Как раз это мне к своему месту, «Вот, – говорю, – я тебе одна седачка готовая».

Поговорили мы с ним и на рубле серебра порешили, что пойдет он по дворам, чтоб еще седоков собрать, а завтра чтоб в ранний обед и ехать.

Смотрю, завтра это вдруг валит к нам на двор один человек, другой, пятый, восьмой, и все мужчины из торговцев, и красики такие полные. Вижу, у одного мешок, у другого – сумка, у третьего – чемодан, да еще ружье у одного.

«Куда ж, – говорю извозчику, – ты это нас всех запихаешь?»

«Ничего, – говорит, – улезете – повозка большая, сто пудов возим». Я, признаться, было хоть и остаться рада, да рупь-то ему отдан, и ехать опять не с кем.

С горем с таким и с неудовольствием, ну, однако, поехала. Только что за заставу мы выехали, сейчас один из этих седоков говорит: «Стой у кабака!» Пили они тут много и извозчика поят. Поехали. Опять с версту отъехали, гляжу – другой кричит: «Стой, – говорит, – здесь Иван Иваныч Елкин живет, никак, – говорит, – его минать не должно».

Раз они с десять этак останавливались все у своего Ивана Иваныча Елкина.

Вижу я, что дело этак уж к ночи и что извозчик наш распьяным-пьяно-пьян сделался.

«Ты, – говорю, – не смей больше пить».

«Отчего это так, – отвечает, – не смей? Я и так, – говорит, – не смелый, я все это не смеючи действоваю».

«Мужик, – говорю, – ты, и больше ничего».

«Ну-к что ж, что мужик! А мне, – говорит, – абы водка».

«Тварь-то, глупец, – учу его, – пожалел бы свою!»

«А вот я, – говорит, – ее жалею», – да с этим словом мах своим кнутовищем и пошел задувать. Телега-то так и подскакивает. Того только и смотрю, что сейчас опрокинемся, и жизни нашей конец. А те пьяные все заливаются. Один гармонию вынул, другой песню орет, третий из ружья стреляет. Я только молюсь: «Пятница Просковея, спаси и помилуй!»

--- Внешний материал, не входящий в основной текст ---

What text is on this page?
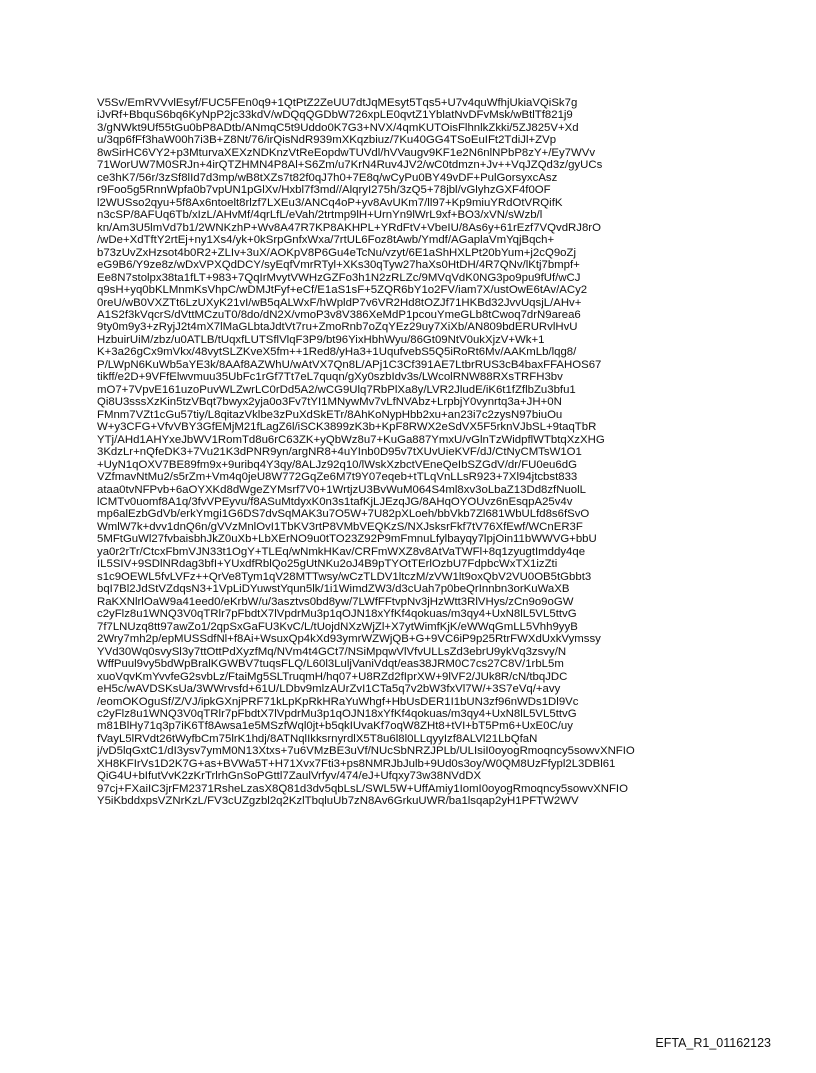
V5Sv/EmRVVvlEsyf/FUC5FEn0q9+1QtPtZ2ZeUU7dtJqMEsyt5Tqs5+U7v4quWfhjUkiaVQiSk7g
iJvRf+BbquS6bq6KyNpP2jc33kdV/wDQqQGDbW726xpLE0qvtZ1YblatNvDFvMsk/wBtlTf821j9
3/gNWkt9Uf55tGu0bP8ADtb/ANmqC5t9Uddo0K7G3+NVX/4qmKUTOisFlhnlkZkki/5ZJ825V+Xd
u/3qp6fFf3haW00h7i3B+Z8Nt/76/irQisNdR939mXKqzbiuz/7Ku40GG4TSoEuIFt2TdiJl+ZVp
8wSirHC6VY2+p3MturvaXEXzNDKnzVtReEopdwTUVdl/hVVaugv9KF1e2N6nlNPbP8zY+/Ey7WVv
71WorUW7M0SRJn+4irQTZHMN4P8Al+S6Zm/u7KrN4Ruv4JV2/wC0tdmzn+Jv++VqJZQd3z/gyUCs
ce3hK7/56r/3zSf8lId7d3mp/wB8tXZs7t82f0qJ7h0+7E8q/wCyPu0BY49vDF+PulGorsyxcAsz
r9Foo5g5RnnWpfa0b7vpUN1pGlXv/Hxbl7f3md//AlqryI275h/3zQ5+78jbl/vGlyhzGXF4f0OF
l2WUSso2qyu+5f8Ax6ntoelt8rlzf7LXEu3/ANCq4oP+yv8AvUKm7/ll97+Kp9miuYRdOtVRQifK
n3cSP/8AFUq6Tb/xIzL/AHvMf/4qrLfL/eVah/2trtmp9lH+UrnYn9lWrL9xf+BO3/xVN/sWzb/l
kn/Am3U5lmVd7b1/2WNKzhP+Wv8A47R7KP8AKHPL+YRdFtV+VbeIU/8As6y+61rEzf7VQvdRJ8rO
/wDe+XdTftY2rtEj+ny1Xs4/yk+0kSrpGnfxWxa/7rtUL6Foz8tAwb/Ymdf/AGaplaVmYqjBqch+
b73zUvZxHzsot4b0R2+ZLIv+3uX/AOKpV8P6Gu4eTcNu/vzyt/6E1aShHXLPt20bYum+j2cQ9oZj
eG9B6/Y9ze8z/wDxVPXQdDCY/syEqfVmrRTyl+XKs30qTyw27haXs0HtDH/4R7QNv/lKtj7bmpf+
Ee8N7stolpx38ta1fLT+983+7QqIrMvytVWHzGZFo3h1N2zRLZc/9MVqVdK0NG3po9pu9fUf/wCJ
q9sH+yq0bKLMnmKsVhpC/wDMJtFyf+eCf/E1aS1sF+5ZQR6bY1o2FV/iam7X/ustOwE6tAv/ACy2
0reU/wB0VXZTt6LzUXyK21vI/wB5qALWxF/hWpldP7v6VR2Hd8tOZJf71HKBd32JvvUqsjL/AHv+
A1S2f3kVqcrS/dVttMCzuT0/8do/dN2X/vmoP3v8V386XeMdP1pcouYmeGLb8tCwoq7drN9area6
9ty0m9y3+zRyjJ2t4mX7lMaGLbtaJdtVt7ru+ZmoRnb7oZqYEz29uy7XiXb/AN809bdERURvlHvU
HzbuirUiM/zbz/u0ATLB/tUqxfLUTSflVlqF3P9/bt96YixHbhWyu/86Gt09NtV0ukXjzV+Wk+1
K+3a26gCx9mVkx/48vytSLZKveX5fm++1Red8/yHa3+1UqufvebS5Q5iRoRt6Mv/AAKmLb/lqg8/
P/LWpN6KuWb5aYE3k/8AAf8AZWhU/wAtVX7Qn8L/APj1C3Cf391AE7LtbrRUS3cB4baxFFAHOS67
tikff/e2D+9VFfElwvmuu35UbFc1rGf7Tt7eL7quqn/gXy0szbIdv3s/LWcolRNW88RXsTRFH3bv
mO7+7VpvE161uzoPuvWLZwrLC0rDd5A2/wCG9Ulq7RbPlXa8y/LVR2JludE/iK6t1fZflbZu3bfu1
Qi8U3sssXzKin5tzVBqt7bwyx2yja0o3Fv7tYI1MNywMv7vLfNVAbz+LrpbjY0vynrtq3a+JH+0N
FMnm7VZt1cGu57tiy/L8qitazVklbe3zPuXdSkETr/8AhKoNypHbb2xu+an23i7c2zysN97biuOu
W+y3CFG+VfvVBY3GfEMjM21fLagZ6l/iSCK3899zK3b+KpF8RWX2eSdVX5F5rknVJbSL+9taqTbR
YTj/AHd1AHYxeJbWV1RomTd8u6rC63ZK+yQbWz8u7+KuGa887YmxU/vGlnTzWidpflWTbtqXzXHG
3KdzLr+nQfeDK3+7Vu21K3dPNR9yn/argNR8+4uYInb0D95v7tXUvUieKVF/dJ/CtNyCMTsW1O1
+UyN1qOXV7BE89fm9x+9uribq4Y3qy/8ALJz92q10/lWskXzbctVEneQeIbSZGdV/dr/FU0eu6dG
VZfmavNtMu2/s5rZm+Vm4q0jeU8W772GqZe6M7t9Y07eqeb+tTLqVnLLsR923+7Xl94jtcbst833
ataa0tvNFPvb+6aOYXKd8dWgeZYMsrf7V0+1WrtjzU3BvWuM064S4ml8xv3oLbaZ13Dd8zfNuolL
lCMTv0uomf8A1q/3fvVPEyvu/f8ASuMtdyxK0n3s1tafKjLJEzqJG/8AHqOYOUvz6nEsqpA25v4v
mp6alEzbGdVb/erkYmgi1G6DS7dvSqMAK3u7O5W+7U82pXLoeh/bbVkb7Zl681WbULfd8s6fSvO
WmlW7k+dvv1dnQ6n/gVVzMnlOvI1TbKV3rtP8VMbVEQKzS/NXJsksrFkf7tV76XfEwf/WCnER3F
5MFtGuWl27fvbaisbhJkZ0uXb+LbXErNO9u0tTO23Z92P9mFmnuLfylbayqy7lpjOin11bWWVG+bbU
ya0r2rTr/CtcxFbmVJN33t1OgY+TLEq/wNmkHKav/CRFmWXZ8v8AtVaTWFl+8q1zyugtImddy4qe
IL5SIV+9SDlNRdag3bfI+YUxdfRblQo25gUtNKu2oJ4B9pTYOtTErlOzbU7FdpbcWxTX1izZti
s1c9OEWL5fvLVFz++QrVe8Tym1qV28MTTwsy/wCzTLDV1ltczM/zVW1lt9oxQbV2VU0OB5tGbbt3
bqI7Bl2JdStVZdqsN3+1VpLiDYuwstYqun5lk/1i1WimdZW3/d3cUah7p0beQrInnbn3orKuWaXB
RaKXNlrlOaW9a41eed0/eKrbW/u/3asztvs0bd8yw/7LWfFFtvpNv3jHzWtt3RlVHys/zCn9o9oGW
c2yFlz8u1WNQ3V0qTRlr7pFbdtX7lVpdrMu3p1qOJN18xYfKf4qokuas/m3qy4+UxN8lL5VL5ttvG
7f7LNUzq8tt97awZo1/2qpSxGaFU3KvC/L/tUojdNXzWjZl+X7ytWimfKjK/eWWqGmLL5Vhh9yyB
2Wry7mh2p/epMUSSdfNl+f8Ai+WsuxQp4kXd93ymrWZWjQB+G+9VC6iP9p25RtrFWXdUxkVymssy
YVd30Wq0svySl3y7ttOttPdXyzfMq/NVm4t4GCt7/NSiMpqwVlVfvULLsZd3ebrU9ykVq3zsvy/N
WffPuul9vy5bdWpBralKGWBV7tuqsFLQ/L60l3LuljVaniVdqt/eas38JRM0C7cs27C8V/1rbL5m
xuoVqvKmYvvfeG2svbLz/FtaiMg5SLTruqmH/hq07+U8RZd2fIprXW+9lVF2/JUk8R/cN/tbqJDC
eH5c/wAVDSKsUa/3WWrvsfd+61U/LDbv9mlzAUrZvI1CTa5q7v2bW3fxVl7W/+3S7eVq/+avy
/eomOKOguSf/Z/VJ/ipkGXnjPRF71kLpKpRkHRaYuWhgf+HbUsDER1I1bUN3zf96nWDs1Dl9Vc
c2yFlz8u1WNQ3V0qTRlr7pFbdtX7lVpdrMu3p1qOJN18xYfKf4qokuas/m3qy4+UxN8lL5VL5ttvG
m81BlHy71q3p7iK6Tf8Awsa1e5MSzfWql0jt+b5qkIUvaKf7oqW8ZHt8+tVI+bT5Pm6+UxE0C/uy
fVayL5lRVdt26tWyfbCm75lrK1hdj/8ATNqlIkksrnyrdlX5T8u6l8l0LLqyyIzf8ALVl21LbQfaN
j/vD5lqGxtC1/dI3ysv7ymM0N13Xtxs+7u6VMzBE3uVf/NUcSbNRZJPLb/ULIsiI0oyogRmoqncy5sowvXNFIO
XH8KFIrVs1D2K7G+as+BVWa5T+H71Xvx7Fti3+ps8NMRJbJulb+9Ud0s3oy/W0QM8UzFfypl2L3DBl61
QiG4U+bIfutVvK2zKrTrlrhGnSoPGttl7ZaulVrfyv/474/eJ+Ufqxy73w38NVdDX
97cj+FXaiIC3jrFM2371RsheLzasX8Q81d3dv5qbLsL/SWL5W+UffAmiy1IomI0oyogRmoqncy5sowvXNFIO
Y5iKbddxpsVZNrKzL/FV3cUZgzbl2q2KzlTbqluUb7zN8Av6GrkuUWR/ba1lsqap2yH1PFTW2WV
EFTA_R1_01162123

Неслись мы, неслись во весь кульер, и стали кони наши наконец приставать, и поехали мы опять шагом. На дворе уж этак смерклось, и не то чтобы, как сказать, дождь ишел, а все будто туман брызгает. Руки у меня просто страсть как набрякли держамшись, и уж я рада-радешенька, что наконец мы едем тихо; сижу уж и голосу не подаю. А у тех тем часом, слышу, разговор пошел: один сказывает, что разбойники тут по дороге шляются, а другой отвечает ему, что он разбойников не боится, потому что у него ружье два раза стрелять может. Опять еще какой-то о мертвецах заговорил: я, рассказывает, мертвую кость имею, кого, говорит, этою костью обведу, тот сейчас мертвым сном заснет и не подымется; а другой хвастается, что у него есть свеча из мертвого сала. Я это все слушала, и вдруг все словно кто меня стал за нос водить, и ударил на меня сон, и в одну минуту я заснула.

Только крепко я заснуть никак не могла, потому что все нас, словно орехи в решете, протряхивало, и во сне мне слышится, как будто кто-то говорит: «Как бы, – говорит, – нам эту чертову бабу от себя вон выкинуть, а то ног некуда протянуть». Но я все сплю.

Вдруг, сударь ты мой, слышу крик, визг, гам. Что такое? Гляжу – ночь, повозка наша стоит, и около нее все вертятся да кричат, а что кричат – не разобрать.

«Шурле-мурле, шире-мире-кравермир», – орет один.

Наш это, что с ружьем-то ехал, бац из одного ружья – пистолет лопнул, а стрельбы нет, бац из другого – пистолет опять лопнул, а стрельбы нет.

Вдруг этот, что кричал-то, опять как заорет: шире-мире-кравермир! да с этим словом хап меня под руки-то из телеги да на поле, да ну вертеть, ну крутить. Боже мой, думаю, что ж это такое! Гляну, гляну вокруг себя – все рожи такие темные, да все вертятся и меня крутят да кричат: шире-мире! да за ноги меня, да ну раскачивать.

«Батюшка! – взмолилась я, такое над собой в первый раз видючи, – Никола Божий амченский! триех дев непорочный невестителю! чистоты усердной хранителю! не допусти же ты им хоть наготу-то мою недостойную видеть!»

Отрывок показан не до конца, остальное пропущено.